Presse

20.04.2017

AMPERE zum Thema „Arbeitsplatz Smart Factory“: Wie sich die Arbeitswelt mit der Digitalisierung wandelt

28/2017

Johann Soder, Geschäftsführer Technik bei SEW-Eurodrive, steht auf autonome Assistenzsysteme. Hier im Werk Graben-Neudorf.
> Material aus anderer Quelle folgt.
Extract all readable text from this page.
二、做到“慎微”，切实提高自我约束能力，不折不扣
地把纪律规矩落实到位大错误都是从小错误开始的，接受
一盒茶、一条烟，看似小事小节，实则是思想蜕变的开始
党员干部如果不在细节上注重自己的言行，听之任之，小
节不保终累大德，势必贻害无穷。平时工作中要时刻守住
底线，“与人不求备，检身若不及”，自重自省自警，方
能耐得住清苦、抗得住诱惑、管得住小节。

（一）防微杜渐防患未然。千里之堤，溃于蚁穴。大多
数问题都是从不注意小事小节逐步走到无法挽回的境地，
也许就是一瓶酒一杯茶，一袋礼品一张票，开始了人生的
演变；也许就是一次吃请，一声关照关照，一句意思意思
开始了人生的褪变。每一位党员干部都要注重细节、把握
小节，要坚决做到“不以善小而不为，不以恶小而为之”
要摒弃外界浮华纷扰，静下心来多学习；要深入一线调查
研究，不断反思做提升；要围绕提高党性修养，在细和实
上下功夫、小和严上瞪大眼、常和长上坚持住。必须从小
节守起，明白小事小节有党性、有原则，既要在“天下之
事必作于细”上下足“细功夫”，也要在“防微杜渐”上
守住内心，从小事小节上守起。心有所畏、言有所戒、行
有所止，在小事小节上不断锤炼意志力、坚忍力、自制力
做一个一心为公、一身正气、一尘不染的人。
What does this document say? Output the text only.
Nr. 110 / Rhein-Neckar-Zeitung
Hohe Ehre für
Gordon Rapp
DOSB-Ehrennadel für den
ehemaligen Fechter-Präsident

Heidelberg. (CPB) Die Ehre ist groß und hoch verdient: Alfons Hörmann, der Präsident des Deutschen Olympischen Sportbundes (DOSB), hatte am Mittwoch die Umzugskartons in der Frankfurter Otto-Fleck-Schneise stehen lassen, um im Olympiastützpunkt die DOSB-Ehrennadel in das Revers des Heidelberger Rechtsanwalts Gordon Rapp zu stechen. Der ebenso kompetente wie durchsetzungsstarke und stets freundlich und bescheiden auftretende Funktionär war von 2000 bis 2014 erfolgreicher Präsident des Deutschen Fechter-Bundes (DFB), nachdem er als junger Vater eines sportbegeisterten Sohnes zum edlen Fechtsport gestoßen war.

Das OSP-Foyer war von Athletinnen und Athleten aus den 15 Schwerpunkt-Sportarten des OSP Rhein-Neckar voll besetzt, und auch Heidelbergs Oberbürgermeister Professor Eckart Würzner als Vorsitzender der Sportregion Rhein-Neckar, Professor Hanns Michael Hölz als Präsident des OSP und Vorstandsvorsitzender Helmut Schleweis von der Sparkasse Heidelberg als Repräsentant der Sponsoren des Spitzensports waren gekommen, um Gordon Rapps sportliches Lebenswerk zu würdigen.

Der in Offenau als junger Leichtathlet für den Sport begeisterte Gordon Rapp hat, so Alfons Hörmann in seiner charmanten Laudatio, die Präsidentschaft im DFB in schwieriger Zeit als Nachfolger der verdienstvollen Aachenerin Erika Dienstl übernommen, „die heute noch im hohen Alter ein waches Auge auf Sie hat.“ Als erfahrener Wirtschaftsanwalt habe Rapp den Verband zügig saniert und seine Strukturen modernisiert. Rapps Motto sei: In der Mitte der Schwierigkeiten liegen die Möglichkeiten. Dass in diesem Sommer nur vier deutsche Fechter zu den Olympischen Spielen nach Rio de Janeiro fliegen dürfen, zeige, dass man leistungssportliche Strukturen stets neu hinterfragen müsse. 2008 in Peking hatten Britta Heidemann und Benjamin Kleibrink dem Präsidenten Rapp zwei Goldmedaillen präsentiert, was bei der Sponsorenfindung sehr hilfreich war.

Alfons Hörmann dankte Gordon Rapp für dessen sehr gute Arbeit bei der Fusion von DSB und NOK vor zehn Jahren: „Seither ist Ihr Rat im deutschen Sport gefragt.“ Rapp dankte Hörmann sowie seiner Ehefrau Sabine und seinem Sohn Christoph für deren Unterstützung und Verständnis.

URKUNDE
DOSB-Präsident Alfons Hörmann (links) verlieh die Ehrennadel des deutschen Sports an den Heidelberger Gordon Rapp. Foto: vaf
Quelle: ZVEI/Hintzen

Für Johann Soder, Geschäftsführer Technik bei SEW-Eurodrive und treibende Kraft hinter Industrie 4.0, steht fest: „Der Roboter ist dem Menschen untertan“. Am Standort von SEW-Eurodrive in Graben-Neudorf erprobt Soder Industrie 4.0-Technologien unter realen Bedingungen und demonstriert, wie die industrielle Produktion der Zukunft aussieht.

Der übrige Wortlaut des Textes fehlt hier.